Im April und Mai 2026 war ich für fünf Wochen in Montréal bei meiner Familie. Ich habe ein wenig fotografiert, hatte aber keine Möglichkeit digitale Collagen zu erstellen. In der Residenz für Senioren, in der meine Mutter weilt, habe ich mir einen Klapptisch aufgestellt und analoge Collagen gemacht.
Ausgangspunkt war die April-Nummer der Zeitschrift „Elle“, die ich in den verschiedensten Weisen verwertete.
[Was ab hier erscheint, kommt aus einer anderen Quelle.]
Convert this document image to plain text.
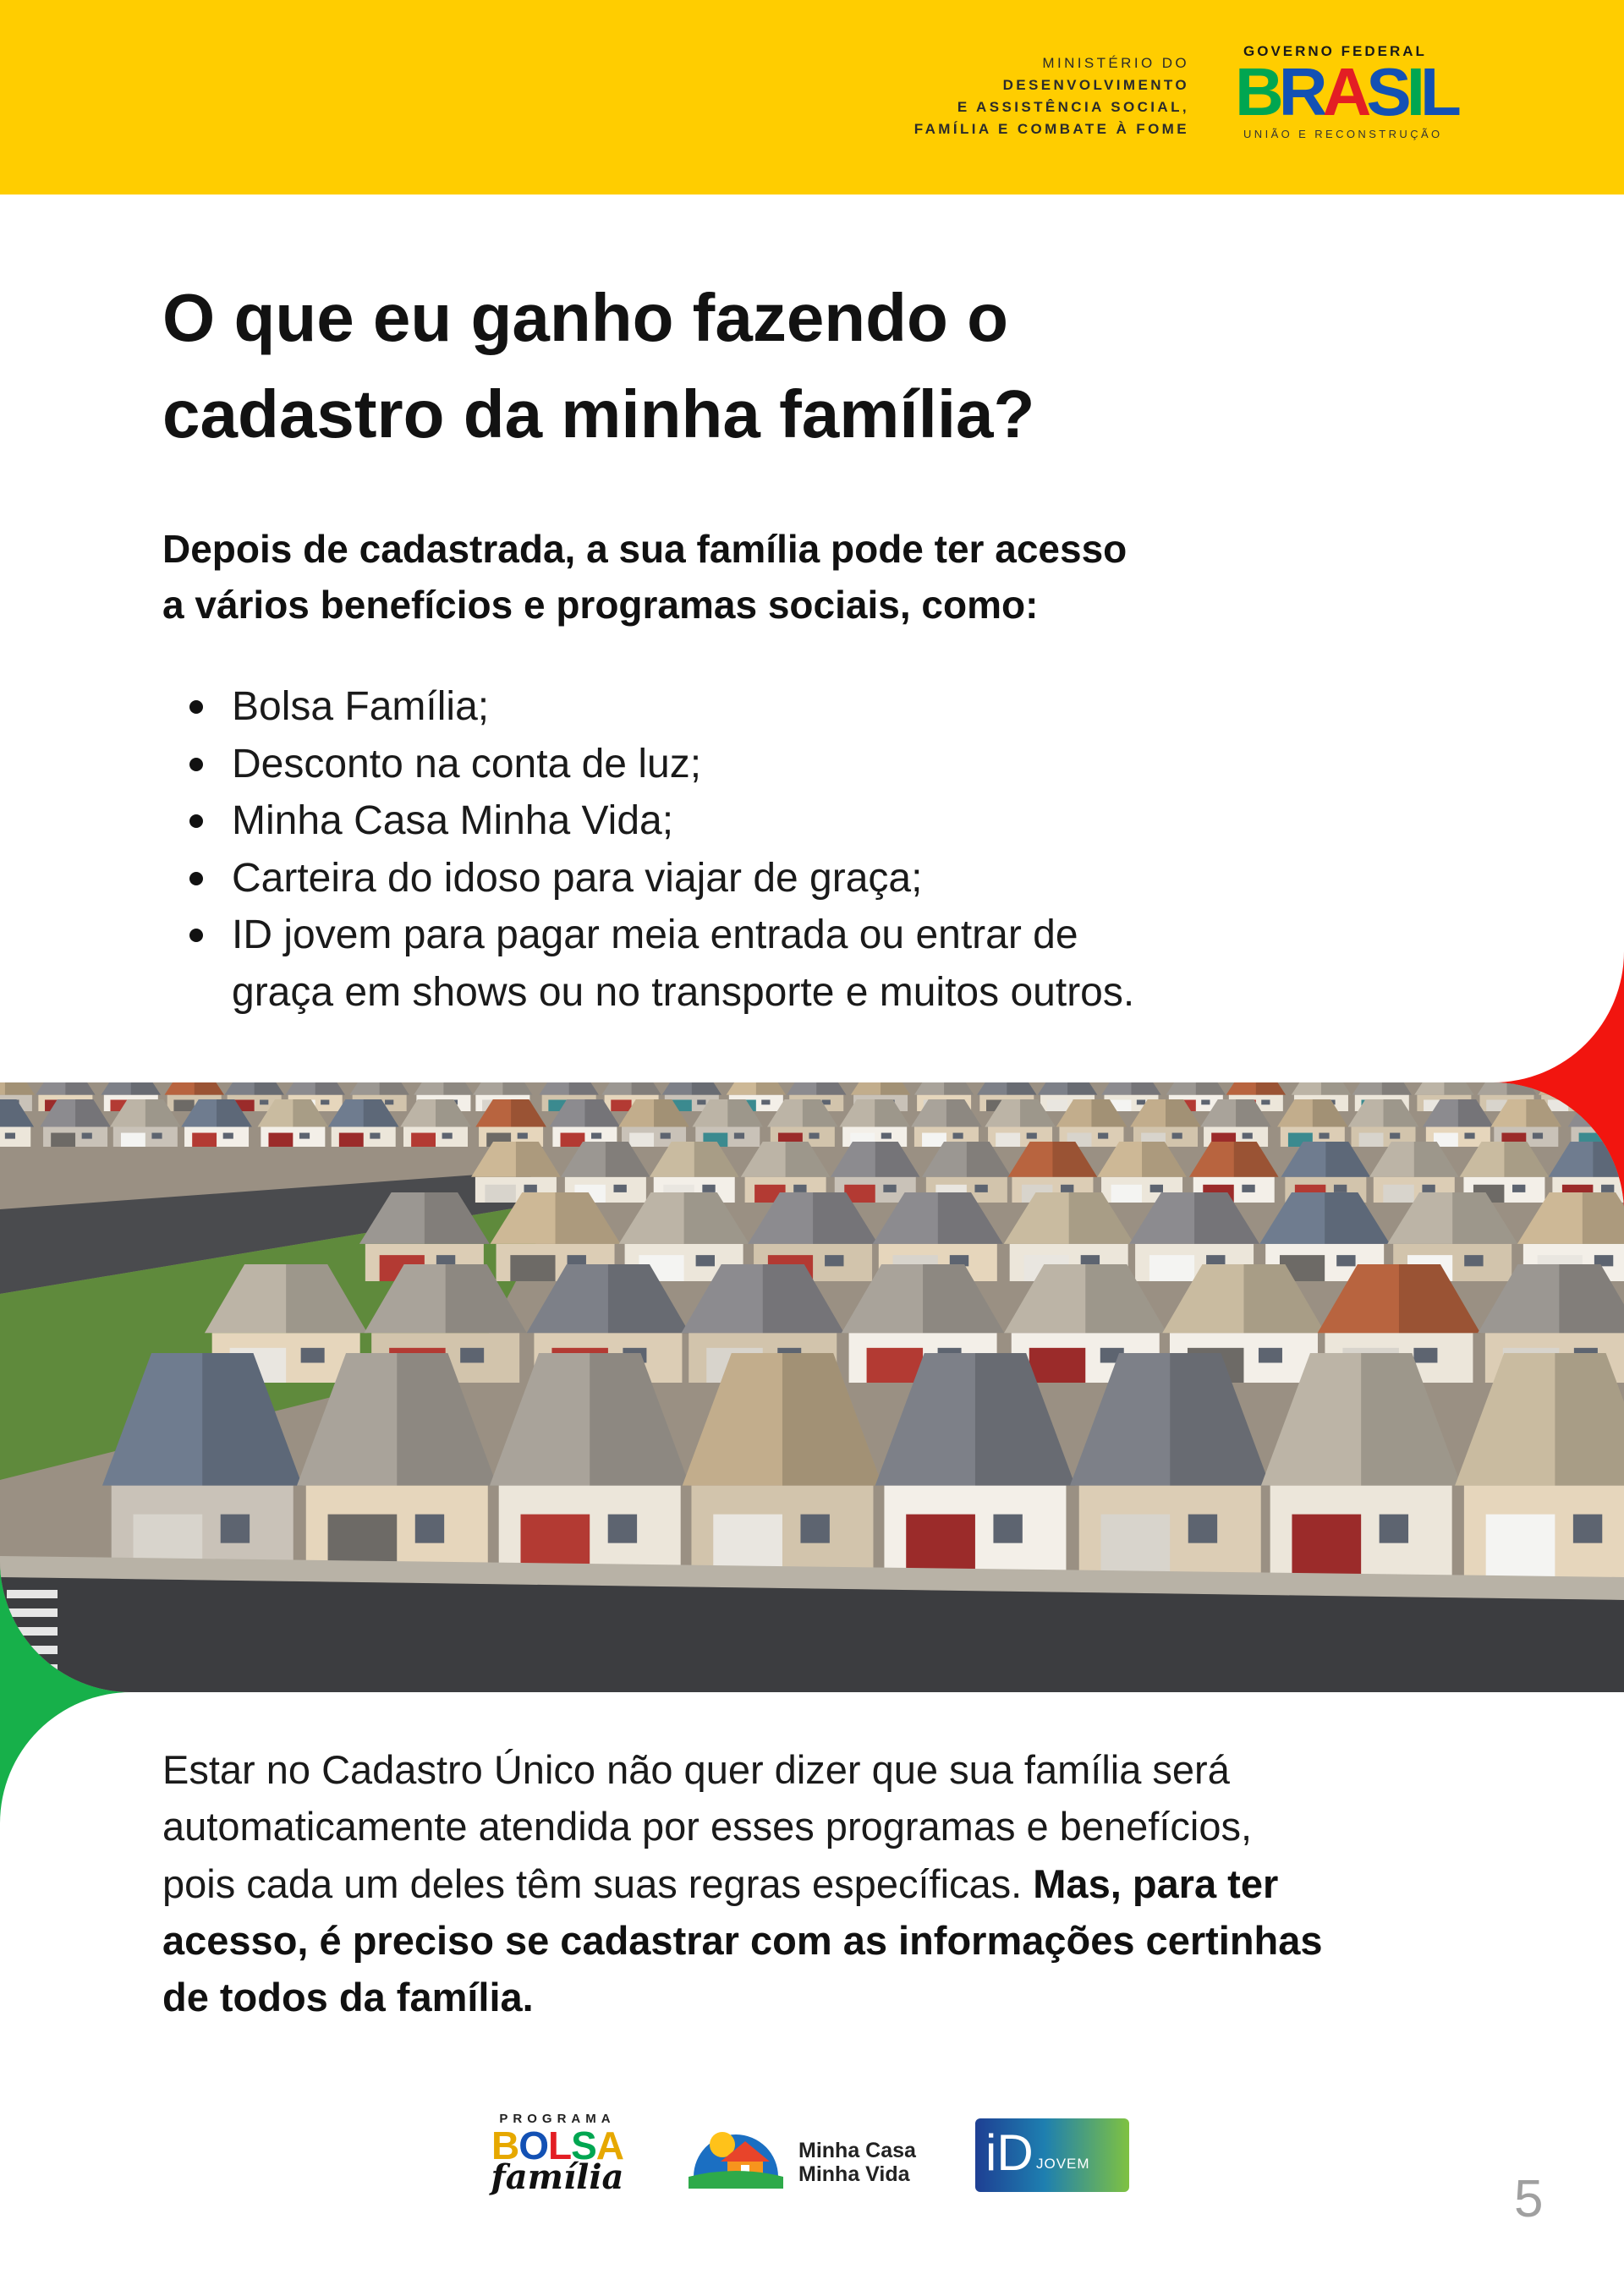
MINISTÉRIO DO
DESENVOLVIMENTO
E ASSISTÊNCIA SOCIAL,
FAMÍLIA E COMBATE À FOME
GOVERNO FEDERAL
BRASIL
UNIÃO E RECONSTRUÇÃO
O que eu ganho fazendo o
cadastro da minha família?
Depois de cadastrada, a sua família pode ter acesso
a vários benefícios e programas sociais, como:
Bolsa Família;
Desconto na conta de luz;
Minha Casa Minha Vida;
Carteira do idoso para viajar de graça;
ID jovem para pagar meia entrada ou entrar de
graça em shows ou no transporte e muitos outros.
Estar no Cadastro Único não quer dizer que sua família será
automaticamente atendida por esses programas e benefícios,
pois cada um deles têm suas regras específicas. Mas, para ter
acesso, é preciso se cadastrar com as informações certinhas
de todos da família.
PROGRAMA
BOLSA
família
Minha Casa
Minha Vida iD JOVEM
5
Grundlage war ganz einfaches Schreibpapier und koloriert habe ich mit soliden Aquarellfarben „Caran d’Ache“.
Es entstanden bunte Bilder, die ich in Augsburg zum Verkauf anbiete.
Herta Weschers „Die Collage. Geschichte eines künstlerischen Ausdrucksmittels“ (M.DuMont Schauberg, Köln 1968) ist ein Standardwerk und eines meiner liebsten Bücher. Von Zeit zu Zeit werde ich aus diesem Buch zitieren.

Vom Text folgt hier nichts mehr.